Despite being in ruins today, Bodiam Castle is one of the most impressive castles in England. It is a medieval castle in East Sussex built to repel a French invasion during the Hundred Years’ War. The castle’s most intriguing aspect is its moat which is an artificial lake, making it seem like Bodiam is itself a small island. While the castle survived the Hundred Years’ War, it did not survive the English Civil War in the following centuries. Today, the castle, although some renovations happened, is in a ruined state and belongs to the British National Trust. The castle is also one of the most popular medieval sites in the country and one of the most loved.
The story of Bodiam Castle goes back not to a king but to a knight called Sir Edward in the 14th century. Edward was also a parliament member and had himself a manor. However, he wanted to renovate it and got permission from the king to do it. As he began to plan his renovations, England found itself in a war with the French. This caused great panic among people and Edward’s community as well. Therefore, rather than build a house, Edward built a defensive castle in a brand new place. This castle became Bodiam Castle.

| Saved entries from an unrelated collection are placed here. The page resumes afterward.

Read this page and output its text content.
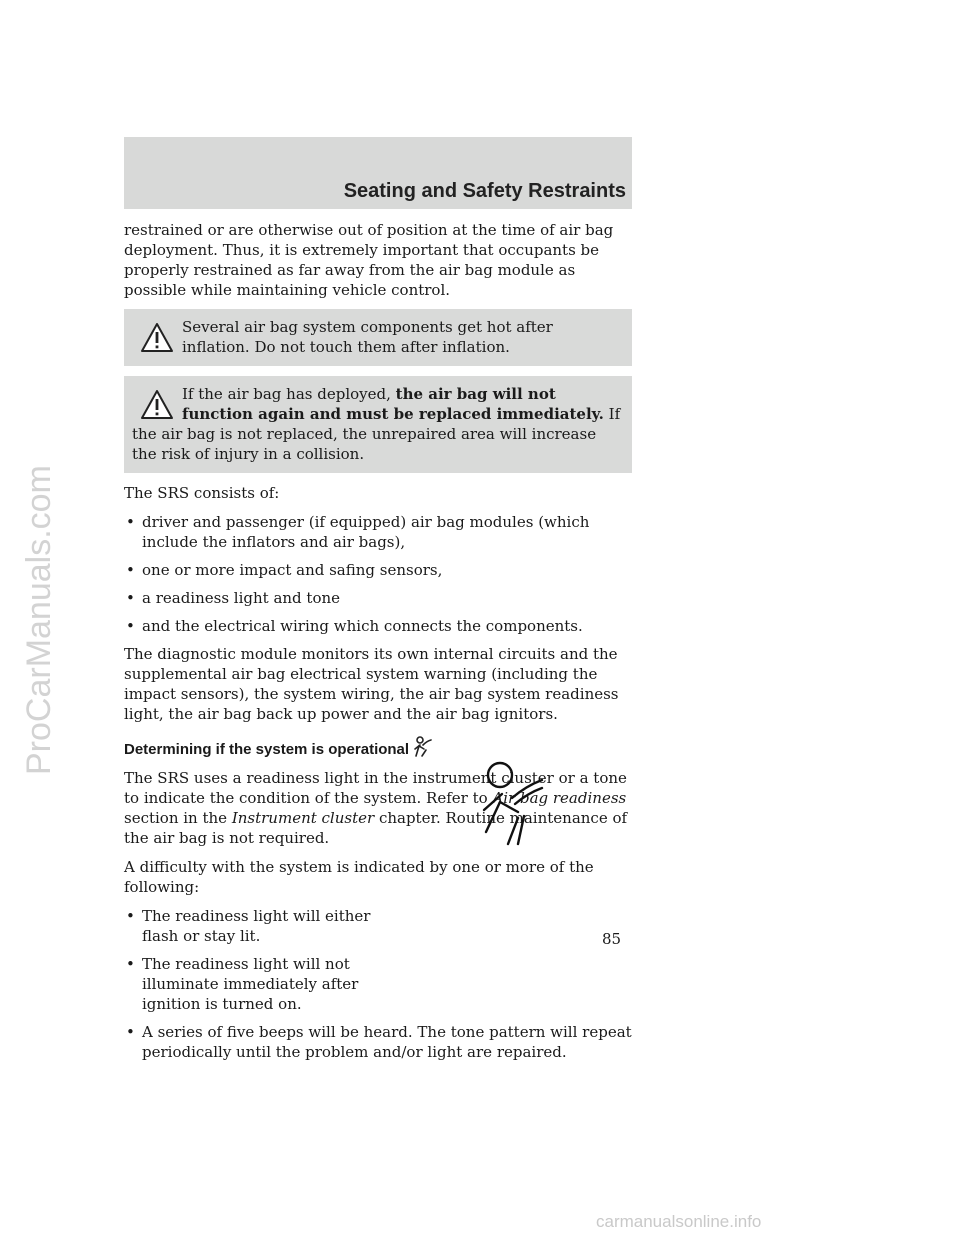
ProCarManuals.com
Seating and Safety Restraints

restrained or are otherwise out of position at the time of air bag deployment. Thus, it is extremely important that occupants be properly restrained as far away from the air bag module as possible while maintaining vehicle control.

Several air bag system components get hot after inflation. Do not touch them after inflation.

If the air bag has deployed, the air bag will not function again and must be replaced immediately. If the air bag is not replaced, the unrepaired area will increase the risk of injury in a collision.

The SRS consists of:

• driver and passenger (if equipped) air bag modules (which include the inflators and air bags),
• one or more impact and safing sensors,
• a readiness light and tone
• and the electrical wiring which connects the components.

The diagnostic module monitors its own internal circuits and the supplemental air bag electrical system warning (including the impact sensors), the system wiring, the air bag system readiness light, the air bag back up power and the air bag ignitors.

Determining if the system is operational

The SRS uses a readiness light in the instrument cluster or a tone to indicate the condition of the system. Refer to Air bag readiness section in the Instrument cluster chapter. Routine maintenance of the air bag is not required.

A difficulty with the system is indicated by one or more of the following:

• The readiness light will either flash or stay lit.
• The readiness light will not illuminate immediately after ignition is turned on.
• A series of five beeps will be heard. The tone pattern will repeat periodically until the problem and/or light are repaired.

85

carmanualsonline.info
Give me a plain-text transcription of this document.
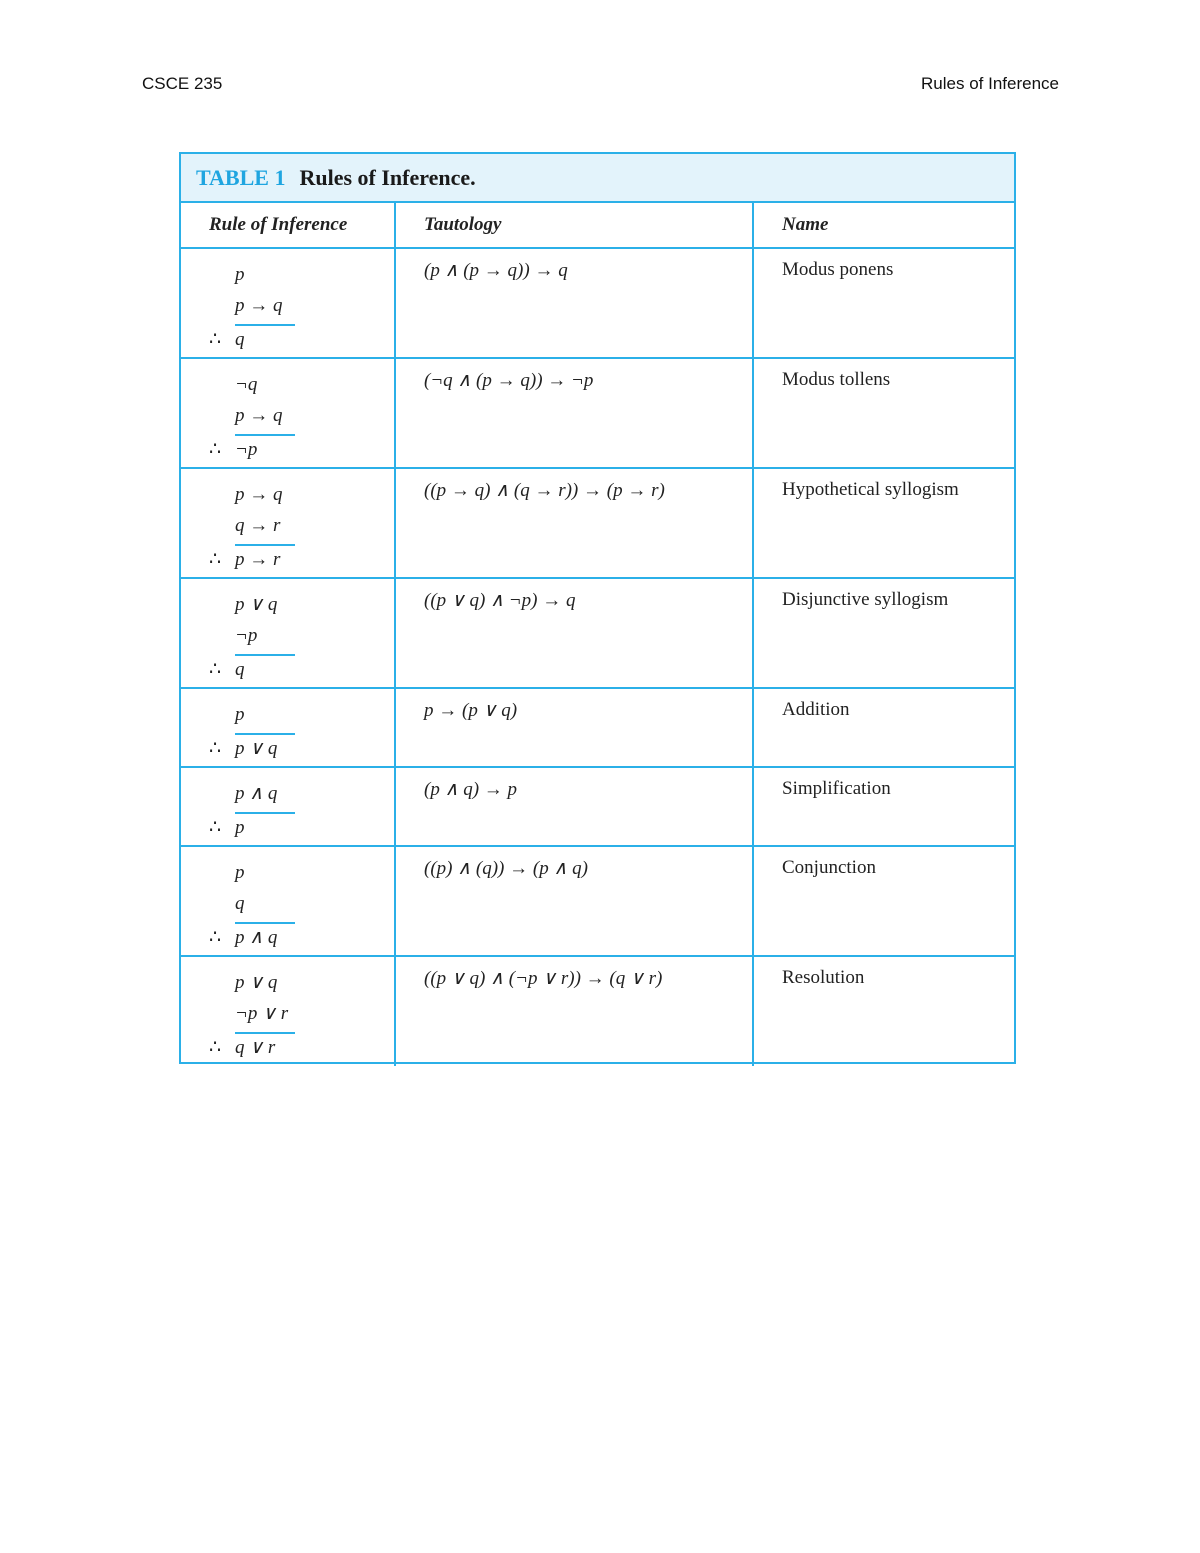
CSCE 235	Rules of Inference
TABLE 1 Rules of Inference.
Rule of Inference	Tautology	Name

p
p → q
∴ q	(p ∧ (p → q)) → q	Modus ponens

¬q
p → q
∴ ¬p	(¬q ∧ (p → q)) → ¬p	Modus tollens

p → q
q → r
∴ p → r	((p → q) ∧ (q → r)) → (p → r)	Hypothetical syllogism

p ∨ q
¬p
∴ q	((p ∨ q) ∧ ¬p) → q	Disjunctive syllogism

p
∴ p ∨ q	p → (p ∨ q)	Addition

p ∧ q
∴ p	(p ∧ q) → p	Simplification

p
q
∴ p ∧ q	((p) ∧ (q)) → (p ∧ q)	Conjunction

p ∨ q
¬p ∨ r
∴ q ∨ r	((p ∨ q) ∧ (¬p ∨ r)) → (q ∨ r)	Resolution
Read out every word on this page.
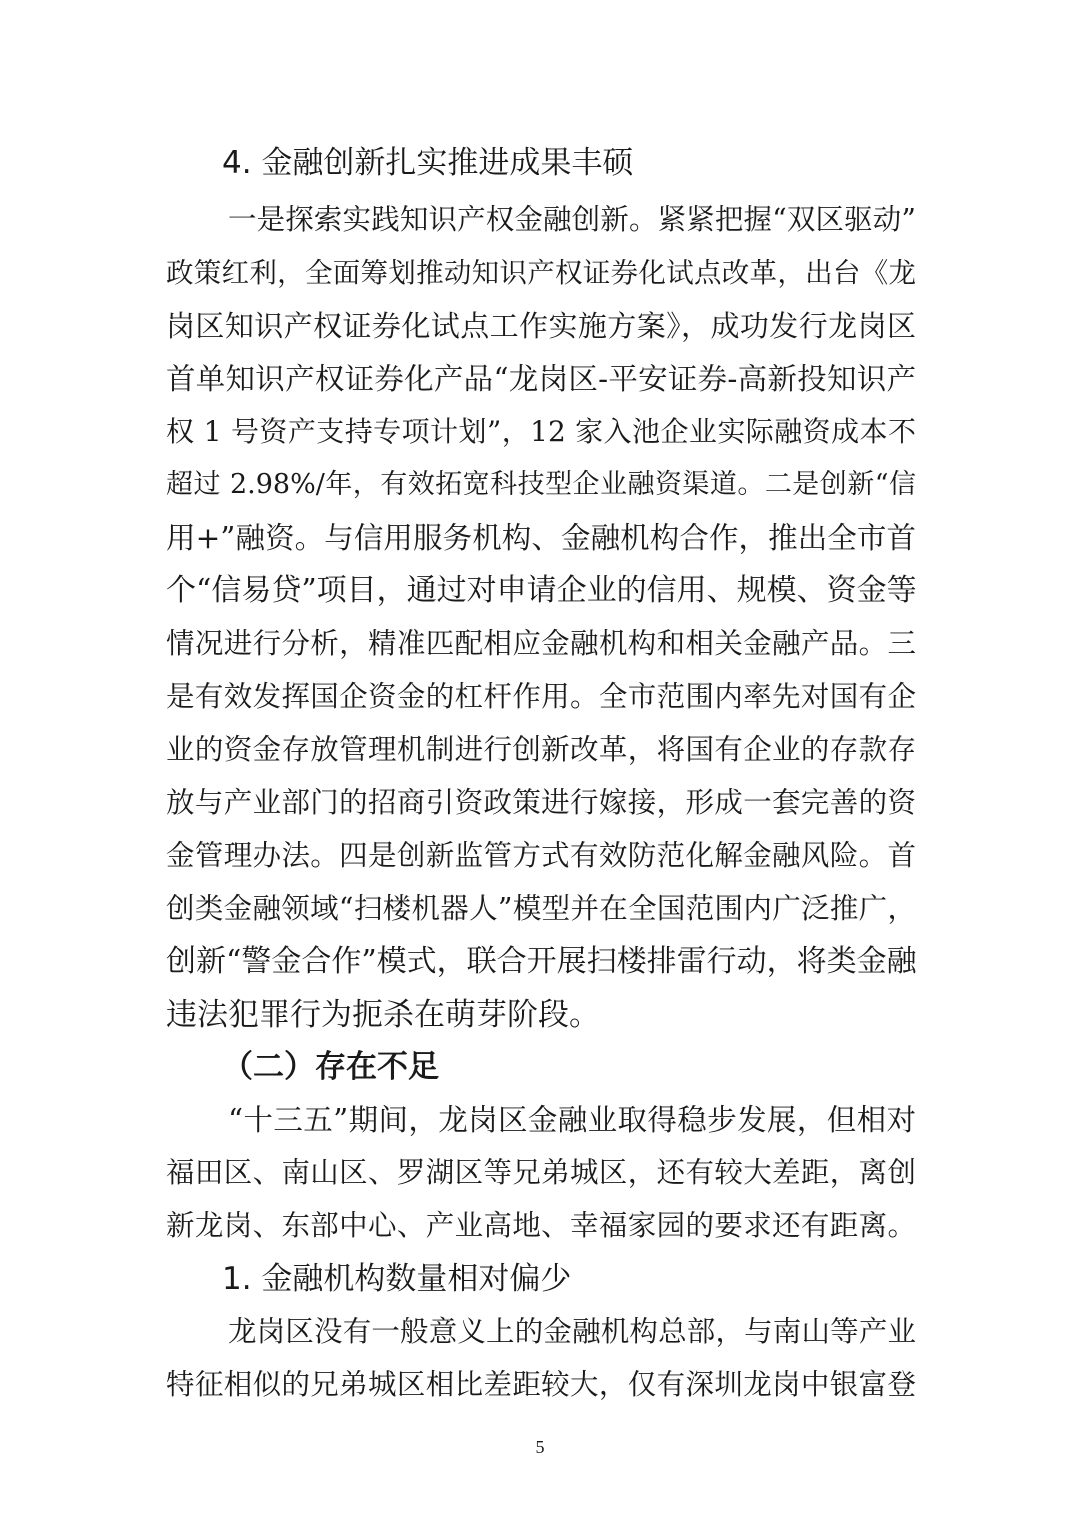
4. 金融创新扎实推进成果丰硕
一是探索实践知识产权金融创新。紧紧把握“双区驱动”
政策红利，全面筹划推动知识产权证券化试点改革，出台《龙
岗区知识产权证券化试点工作实施方案》，成功发行龙岗区
首单知识产权证券化产品“龙岗区-平安证券-高新投知识产
权 1 号资产支持专项计划”，12 家入池企业实际融资成本不
超过 2.98%/年，有效拓宽科技型企业融资渠道。二是创新“信
用+”融资。与信用服务机构、金融机构合作，推出全市首
个“信易贷”项目，通过对申请企业的信用、规模、资金等
情况进行分析，精准匹配相应金融机构和相关金融产品。三
是有效发挥国企资金的杠杆作用。全市范围内率先对国有企
业的资金存放管理机制进行创新改革，将国有企业的存款存
放与产业部门的招商引资政策进行嫁接，形成一套完善的资
金管理办法。四是创新监管方式有效防范化解金融风险。首
创类金融领域“扫楼机器人”模型并在全国范围内广泛推广，
创新“警金合作”模式，联合开展扫楼排雷行动，将类金融
违法犯罪行为扼杀在萌芽阶段。
（二）存在不足
“十三五”期间，龙岗区金融业取得稳步发展，但相对
福田区、南山区、罗湖区等兄弟城区，还有较大差距，离创
新龙岗、东部中心、产业高地、幸福家园的要求还有距离。
1. 金融机构数量相对偏少
龙岗区没有一般意义上的金融机构总部，与南山等产业
特征相似的兄弟城区相比差距较大，仅有深圳龙岗中银富登
5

Unlike many castles in the United Kingdom, Bodiam Castle and all its components were finished at the same time. Therefore, all parts of the castle represent the same architectural style. This gives the appearance of the castle a unity which is not quite visible in many other castles in the area.
Arguably, the most impressive aspect of Bodiam Castle is its moat or the artificial lake around it. A common practice while building defensive forts, the water moat is visible in Bodiam as well. This made it so that the castle had only one entrance which the soldiers could protect easily. Moreover, before he built the castle, Edward landscaped the area so that the castle looked bigger than it was. The towers on each side of the castle also provided lookout positions to spot the approaching enemy as well.
In the following centuries, Bodiam Castle met an untimely end. When the English Civil War broke out in the 17th century, the castle belonged to Lord Thanet. Thanet supported the King but when the war ended, the roundheads disposed of the king. To pay his debts, Thanet gave the castle to the parliamentarians who damaged the castle strategically so that no one could use it against them again. Although an owner in the 19th century tried to renovate the castle, he could not do it as extensively as he wanted.